Ketua Ikatan Guru Indonesia (IGI) Muhammad Ramli Rahim mendorong agar Mendikbud Nadiem Makarim menempatkan guru pada posisi terhormat.

"Kami juga menangkap keinginan Nadiem Makarim untuk menempatkan guru pada posisi terhormat, dan karena itu IGI mendorong agar Menteri Nadiem Makarim memastikan guru-guru yang mengisi ruang kelas adalah guru-guru yang memiliki status yang jelas," ucap Ramli di Jakarta, Minggu.

Guru-guru yang mengisi ruang kelas hendaknya memiliki masa depan yang jelas dan memiliki pendapatan yang tidak berada di bawah Upah Minimum Provinsi (UMP).

Ramli juga meminta Mendikbud mampu membebaskan guru dari keterhinaan dengan pendapatan yang bahkan jauh lebih rendah dari buruh bangunan.

"Menteri Nadiem harus berjuang ekstra keras terkait ketersediaan guru ini, jika pendidikan kita terus menerus dibiarkan dikelola oleh orang-orang yang status gurunya tidak jelas dan pendapatannya di bawah Rp150.000/bulan maka “lompatan” yang dijanjikan tak akan pernah terwujud," ujar Ramli.

Dia menjelaskan lebih dari satu juta tenaga pendidikan tidak jelas statusnya dan pendapatannya.
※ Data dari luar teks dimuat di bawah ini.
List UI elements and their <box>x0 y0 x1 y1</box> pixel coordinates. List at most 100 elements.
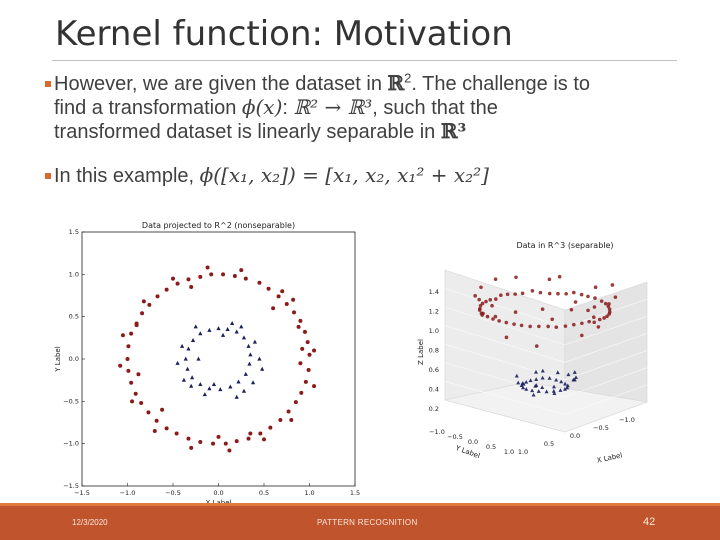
data-point-outer <box>579 292 584 297</box>
data-point-outer <box>246 436 251 441</box>
data-point-outer <box>592 305 597 309</box>
y-tick-label: 0.5 <box>486 443 496 451</box>
data-point-inner <box>534 383 539 387</box>
data-point-inner <box>230 321 235 326</box>
data-point-inner <box>228 384 233 389</box>
data-point-outer <box>477 297 481 302</box>
data-point-outer <box>564 291 568 296</box>
data-point-inner <box>547 376 552 380</box>
data-point-outer <box>291 297 296 302</box>
data-point-inner <box>524 379 529 384</box>
data-point-outer <box>593 285 598 289</box>
data-point-outer <box>494 297 498 301</box>
data-point-outer <box>505 292 510 297</box>
x-tick-label: 0.0 <box>213 489 223 497</box>
data-point-outer <box>599 299 604 303</box>
data-point-inner <box>207 327 212 332</box>
data-point-inner <box>514 373 519 378</box>
data-point-outer <box>597 317 602 322</box>
x-tick-label: −1.0 <box>619 416 635 424</box>
data-point-outer <box>171 276 175 281</box>
bullet-marker <box>45 173 51 179</box>
x-tick-label: −1.0 <box>120 489 136 497</box>
data-point-inner <box>544 389 549 394</box>
bullet-2: In this example, ϕ([x₁, x₂]) = [x₁, x₂, … <box>45 164 685 188</box>
footer-title: PATTERN RECOGNITION <box>317 518 418 527</box>
data-point-outer <box>266 286 271 291</box>
data-point-outer <box>160 407 165 412</box>
data-point-inner <box>220 332 226 337</box>
data-point-outer <box>140 311 145 316</box>
data-point-outer <box>572 290 576 295</box>
x-axis-label: X Label <box>596 451 623 464</box>
x-tick-label: −0.5 <box>165 489 181 497</box>
data-point-inner <box>241 335 247 340</box>
data-point-outer <box>608 310 612 314</box>
data-point-outer <box>289 417 294 422</box>
data-point-outer <box>586 308 590 313</box>
data-point-inner <box>207 386 212 391</box>
data-point-inner <box>248 352 253 357</box>
data-point-outer <box>477 308 482 312</box>
data-point-inner <box>521 385 526 390</box>
data-point-inner <box>524 386 529 391</box>
data-point-inner <box>516 380 521 385</box>
data-point-inner <box>566 372 571 377</box>
data-point-outer <box>547 291 552 296</box>
data-point-outer <box>490 303 494 308</box>
grid-line <box>564 384 648 415</box>
data-point-outer <box>120 333 125 338</box>
data-point-outer <box>603 301 608 306</box>
data-point-outer <box>205 265 210 270</box>
data-point-outer <box>198 274 203 279</box>
data-point-inner <box>530 388 535 393</box>
data-point-inner <box>190 375 195 380</box>
data-point-outer <box>493 314 498 319</box>
data-point-outer <box>130 399 135 404</box>
data-point-inner <box>234 329 239 334</box>
data-point-outer <box>587 319 591 324</box>
data-point-outer <box>513 310 518 314</box>
bullet-1: However, we are given the dataset in ℝ2.… <box>45 70 685 144</box>
data-point-inner <box>563 381 568 386</box>
data-point-outer <box>485 314 490 319</box>
x-tick-label: −1.5 <box>74 489 90 497</box>
data-point-outer <box>519 323 524 328</box>
bullet-1-text: However, we are given the dataset in ℝ2.… <box>54 70 591 143</box>
y-tick-label: −0.5 <box>447 433 463 441</box>
data-point-outer <box>573 300 578 304</box>
slide-title: Kernel function: Motivation <box>55 14 513 54</box>
data-point-inner <box>540 375 545 380</box>
data-point-outer <box>479 285 483 290</box>
grid-line <box>564 316 648 346</box>
y-tick-label: −1.0 <box>63 440 79 448</box>
data-point-outer <box>307 352 312 357</box>
data-point-outer <box>118 363 123 368</box>
data-point-outer <box>164 426 169 431</box>
data-point-outer <box>129 380 134 385</box>
data-point-outer <box>280 289 285 294</box>
data-point-outer <box>488 298 493 302</box>
data-point-outer <box>312 348 317 353</box>
data-point-inner <box>555 370 560 375</box>
z-tick-label: 1.4 <box>429 288 439 296</box>
y-tick-label: 1.0 <box>69 270 79 278</box>
x-tick-label: −0.5 <box>593 424 609 432</box>
grid-line <box>444 362 566 398</box>
data-point-inner <box>528 378 533 383</box>
grid-line <box>444 306 566 346</box>
data-point-outer <box>154 418 159 423</box>
data-point-outer <box>499 293 503 298</box>
y-tick-label: −1.5 <box>63 482 79 490</box>
data-point-outer <box>216 434 221 439</box>
z-tick-label: 1.2 <box>429 308 439 316</box>
data-point-outer <box>175 281 180 286</box>
data-point-outer <box>227 448 232 453</box>
plot-area <box>81 231 356 487</box>
data-point-inner <box>552 391 557 396</box>
data-point-outer <box>592 320 596 325</box>
data-point-outer <box>198 439 203 444</box>
grid-line <box>444 343 566 381</box>
data-point-outer <box>504 335 509 340</box>
data-point-outer <box>303 379 308 384</box>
Bahkan penghasilannya jauh lebih rendah jika dibandingkan buruh bangunan.

Ramli juga menambahkan prinsip guru tanpa tanda jasa sudah harus diubah, mengingat kebutuhan untuk kehidupan sehari-hari semakin berat. Oleh karena itu, guru Indonesia harus ditempatkan pada posisi yang mulia dengan diberikan pendapatan yang layak. 
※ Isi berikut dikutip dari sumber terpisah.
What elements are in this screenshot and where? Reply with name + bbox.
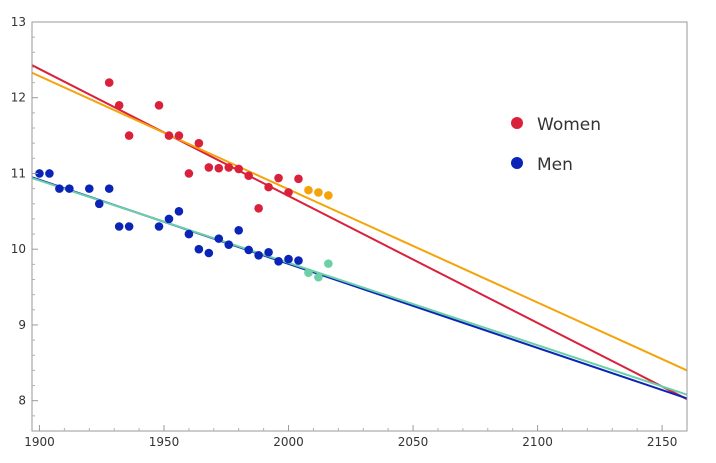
data-point-s0-4 [164, 131, 174, 140]
data-point-s0-17 [294, 174, 303, 184]
data-point-s0-5 [174, 131, 184, 140]
x-tick-label-2: 2000 [273, 435, 304, 449]
data-point-s2-3 [65, 184, 74, 193]
data-point-s0-3 [154, 101, 164, 110]
y-tick-label-5: 13 [11, 15, 26, 29]
data-point-s0-7 [194, 138, 204, 148]
data-point-s0-0 [104, 78, 114, 87]
data-point-s0-15 [274, 173, 283, 183]
data-point-s2-4 [84, 184, 94, 193]
data-point-s0-16 [284, 188, 293, 197]
data-point-s1-1 [314, 188, 323, 197]
data-point-s2-19 [254, 250, 263, 260]
data-point-s2-7 [114, 222, 124, 231]
data-point-s2-5 [94, 199, 104, 209]
data-point-s0-13 [254, 204, 263, 213]
data-point-s2-14 [204, 248, 214, 258]
data-point-s2-12 [184, 229, 194, 239]
x-tick-label-4: 2100 [522, 435, 553, 449]
y-tick-label-4: 12 [11, 91, 26, 105]
y-tick-label-3: 11 [11, 166, 26, 180]
data-point-s2-23 [294, 256, 303, 265]
data-point-s0-11 [234, 164, 244, 174]
data-point-s0-14 [264, 182, 273, 192]
y-tick-label-1: 9 [18, 318, 26, 332]
data-point-s3-1 [314, 272, 323, 282]
data-point-s2-22 [284, 254, 293, 264]
data-point-s0-12 [244, 171, 253, 181]
data-point-s0-6 [184, 169, 194, 178]
data-point-s2-8 [124, 222, 134, 231]
axes [31, 21, 688, 432]
data-points [35, 78, 333, 282]
data-point-s1-2 [324, 191, 333, 200]
data-point-s2-0 [35, 169, 44, 178]
data-point-s2-15 [214, 234, 224, 243]
data-point-s0-2 [124, 131, 134, 140]
data-point-s2-1 [45, 169, 54, 178]
x-tick-label-0: 1900 [24, 435, 55, 449]
data-point-s2-17 [234, 225, 244, 235]
data-point-s2-10 [164, 214, 174, 224]
trend-line-0 [31, 64, 688, 401]
data-point-s3-2 [324, 259, 333, 268]
data-point-s0-1 [114, 101, 124, 110]
data-point-s2-2 [55, 184, 64, 193]
data-point-s2-21 [274, 257, 283, 266]
trend-line-3 [31, 177, 688, 396]
legend-marker-men [511, 157, 523, 169]
data-point-s2-13 [194, 244, 204, 254]
legend: Women Men [511, 115, 601, 175]
legend-marker-women [511, 117, 523, 129]
legend-label-women: Women [537, 115, 601, 135]
data-point-s1-0 [304, 185, 313, 195]
x-tick-label-3: 2050 [398, 435, 429, 449]
data-point-s2-9 [154, 222, 164, 231]
data-point-s2-11 [174, 207, 184, 216]
x-tick-label-1: 1950 [149, 435, 180, 449]
data-point-s0-10 [224, 163, 234, 172]
data-point-s3-0 [304, 268, 313, 278]
data-point-s0-9 [214, 163, 224, 173]
trend-line-1 [31, 71, 688, 372]
data-point-s2-20 [264, 247, 273, 257]
x-tick-label-5: 2150 [647, 435, 678, 449]
trend-lines [31, 64, 688, 401]
y-tick-label-0: 8 [18, 394, 26, 408]
tick-labels: 1900 1950 2000 2050 2100 2150 8 9 10 11 12 13 [11, 15, 678, 449]
data-point-s2-16 [224, 240, 234, 249]
data-point-s2-18 [244, 245, 253, 255]
plot-frame [31, 21, 688, 432]
legend-label-men: Men [537, 155, 573, 175]
y-tick-label-2: 10 [11, 242, 26, 256]
data-point-s2-6 [104, 184, 114, 193]
data-point-s0-8 [204, 163, 214, 172]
Ramli juga menegaskan jika Nadiem tidak sanggup menuntaskan masalah guru, maka jangan pernah berharap pendidikan akan lebih baik. Apalagi masalah utama kita hari ini ada pada pendidikan dasar dan pendidikan vokasi atau kejuruan. 

Terbelenggu

Mendikbud Nadiem Makarim memuji, melihat, dan mengakui guru terbelenggu.
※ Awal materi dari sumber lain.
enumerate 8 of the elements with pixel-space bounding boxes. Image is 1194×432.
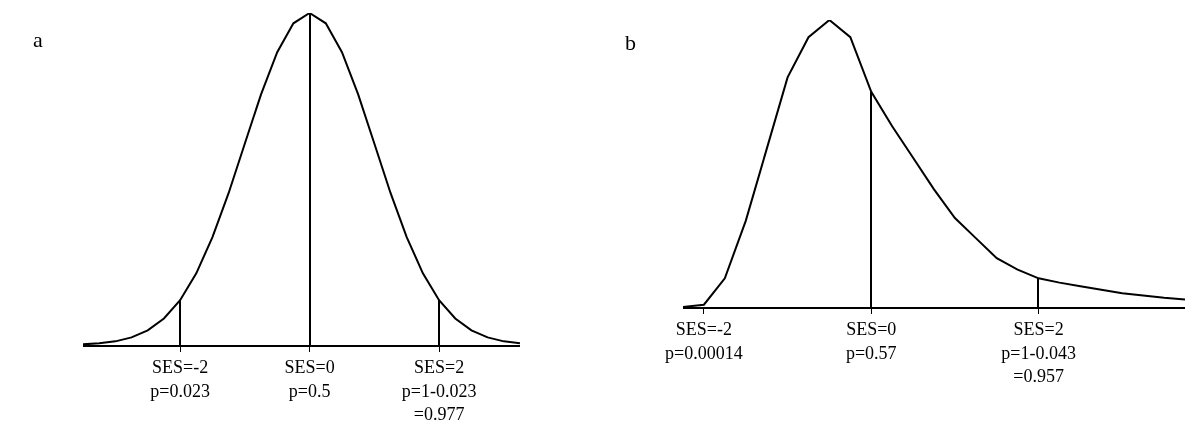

"Kami melihat pesan Pak Mendikbud dalam pidato Hari Guru Nasional (HGN sifatnya bias dan paradoksal. Di satu sisi, pada halaman pertama poin satu hingga delapan, Pak Menteri memuji, melihat, dan mengakui guru terbelenggu. Sisi lain, pada halaman dua, Pak Menteri menginginkan perubahan dari guru," kata Sekretaris Jenderal Federasi Serikat Guru Indonesia (FSGI) Heru Purnomo di Jakarta, Minggu.

Dia menambahkan perubahan dari guru saja tidak cukup, melainkan harus ada regulasi yang mengatur hal itu. Perubahan dari guru jika tidak didukung dengan payung hukum yang dikeluarkan Kemendikbud, maka tidak akan berjalan dengan baik.

"Kami sebagai pengurus FSGI berharap Pak Menteri mengeluarkan regulasi dan perubahan untuk menuju perubahan itu. Sehingga perubahan itu bisa dari atas ke bawah dan bawah menuju ke atas," kata dia.

Dalam salinan pidato HGN yang sudah tersebar di media sosial, Mendikbud Nadiem Makarim mengajak guru melakukan perubahan di ruang kelas.

Guru, kata dia, selama ini terbelengu dengan aturan administrasi sehingga sulit mengenali potensi siswa yang berbeda-beda.

Heru mengakui bahwa selama ini memang tugas administrasi cukup menyita waktu mereka. Contohnya, kata dia, dalam pembuatan perencanaan pembelajaran beserta evaluasi, yang mana dinilai cukup tebal.

"Waktu guru tersita, sehingga sulit mengenali potensi anak didiknya," kata dia.